Guess what.
Turns out the ice wolves are have taken an interest in my blog. They’ve agreed to let me travel with them, on condition that they get some publicity from it. I don’t want to get on their wrong side, so I’m taking this opportunity to make a post while we’ve stopped for a meal of seal blubber and roots.
Here is an account of my day yesterday. After hours on the back of the chief ice wolf (they have a tribal hierarchy, and are polygamous) we came across an old wooden dwelling.

Turns out the inhabitant is a musician! However, not using anything that you would recognise as an instrument if you weren’t in the know. But I’m jumping ahead. Let me get back to telling the story.

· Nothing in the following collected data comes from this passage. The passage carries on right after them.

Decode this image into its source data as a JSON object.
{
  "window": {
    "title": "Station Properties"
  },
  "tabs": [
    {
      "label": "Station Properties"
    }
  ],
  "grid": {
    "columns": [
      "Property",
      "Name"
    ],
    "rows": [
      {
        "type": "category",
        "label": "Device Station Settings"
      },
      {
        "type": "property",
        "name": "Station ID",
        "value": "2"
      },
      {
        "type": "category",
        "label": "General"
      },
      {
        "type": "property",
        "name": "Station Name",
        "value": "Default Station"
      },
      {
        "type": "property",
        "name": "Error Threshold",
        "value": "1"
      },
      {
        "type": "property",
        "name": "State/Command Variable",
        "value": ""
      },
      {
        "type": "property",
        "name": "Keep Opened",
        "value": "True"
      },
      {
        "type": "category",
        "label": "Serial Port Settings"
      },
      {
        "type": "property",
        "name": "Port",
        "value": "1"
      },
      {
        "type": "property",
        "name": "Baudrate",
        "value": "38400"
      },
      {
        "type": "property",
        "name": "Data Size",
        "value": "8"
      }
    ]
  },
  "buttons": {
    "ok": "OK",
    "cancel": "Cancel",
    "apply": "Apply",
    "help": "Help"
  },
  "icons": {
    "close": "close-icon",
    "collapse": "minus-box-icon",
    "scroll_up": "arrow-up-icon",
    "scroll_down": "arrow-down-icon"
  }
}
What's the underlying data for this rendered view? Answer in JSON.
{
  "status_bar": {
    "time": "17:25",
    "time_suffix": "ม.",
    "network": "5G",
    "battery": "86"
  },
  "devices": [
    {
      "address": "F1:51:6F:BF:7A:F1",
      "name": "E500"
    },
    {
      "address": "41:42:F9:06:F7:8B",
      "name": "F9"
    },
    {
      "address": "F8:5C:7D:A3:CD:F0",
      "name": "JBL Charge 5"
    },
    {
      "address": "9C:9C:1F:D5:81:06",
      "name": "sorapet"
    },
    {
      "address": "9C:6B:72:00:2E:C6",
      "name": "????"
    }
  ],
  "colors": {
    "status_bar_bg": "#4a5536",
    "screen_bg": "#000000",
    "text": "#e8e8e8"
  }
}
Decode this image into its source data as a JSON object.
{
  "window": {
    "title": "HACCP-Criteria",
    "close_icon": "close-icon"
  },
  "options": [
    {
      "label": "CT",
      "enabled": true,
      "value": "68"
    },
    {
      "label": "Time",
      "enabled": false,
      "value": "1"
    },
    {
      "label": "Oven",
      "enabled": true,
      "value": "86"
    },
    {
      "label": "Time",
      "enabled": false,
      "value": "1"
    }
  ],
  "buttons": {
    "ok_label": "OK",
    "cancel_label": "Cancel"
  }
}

On the ride there the chief ice wolf informed me of the situation, that the old man has a sensitive ego and is a sucker for compliments, and that on no terms must I show anything less than dumbfounded reverence when he breaks out in Inuit rap and plays the lakroozle. (I was impressed with their ability to speak English, by the way. They told me that they picked it up from watching The Daily Show with Trevor Noah.)
When we arrived at the cabin, the ice wolf chief instructed that I was to lie on my stomach outside the door and pound my fists on the snow to the beat of Snoop Dogg’s “Who Am I (What’s My Name)” https://m.youtube.com/watch?v=2soGJXQAQec to which the old man would come out and yell “My name izz Fir Afkihiliiiiiii!!!!!”. This ritual is to show respect.
I did this, and sure enough by the time I got to the chorus the door opened with a flourish and a wild eyed, grizzled old man proceeded to yell his name out into the barren landscape while jumping erratically from leg to leg. It was quite a sight! He then invited us in for fish-and-butter tea, which I obviously was in no position to decline.
The chief ice wolf and I (I still don’t know his name, he goes by ‘Chief’ – apparently knowing the name of an ice wolf is like having the key to the treasure chest in which they keep their deepest secrets) went into the cabin. The rest of the pack obediently stayed outside and beat boxed. We sat on upturned coffee tins and politely complimented him on the architecture of the cabin while he lit the stove and began warming up the tea. After tea he scuttled into the back room and returned with what I was to learn was a lakroozle. It is crafted from the tail bone of a 100 year old shark, polished with seal fat and covered with reindeer bells and snow hare tails. Fir Afkihiliiiiiii began laying down a beat, accompanied by drumming on the shark bones, and not long after, the Inuit rap began. Chief’s heeding to show nothing less than dumbfounded reverence was unnecessary, as I was genuinely dumbfounded. Before I knew it, my feet were tapping in time to the reindeer bells and I was chuckling to myself as he gleefully buried his face in the snow hare hails. As he began to froth at the mouth and his eyes darted around faster and faster the chief ice wolf gave me a serious nudge and indicated THAT IT WAS TIME TO LEAVE, ASAP.
We darted to the door and made a hasty escape. Fir Afkihiliiiiiii was in such a deep trance that he didn’t even notice, thank god.
I’m travelling South now, still with the ice wolves. I’ll keep you posted about what unfolds next. Chief says that I’ll be back in a town when the silver moon crosses the Big Dog in the Sky, which I don’t really understand but think is soon.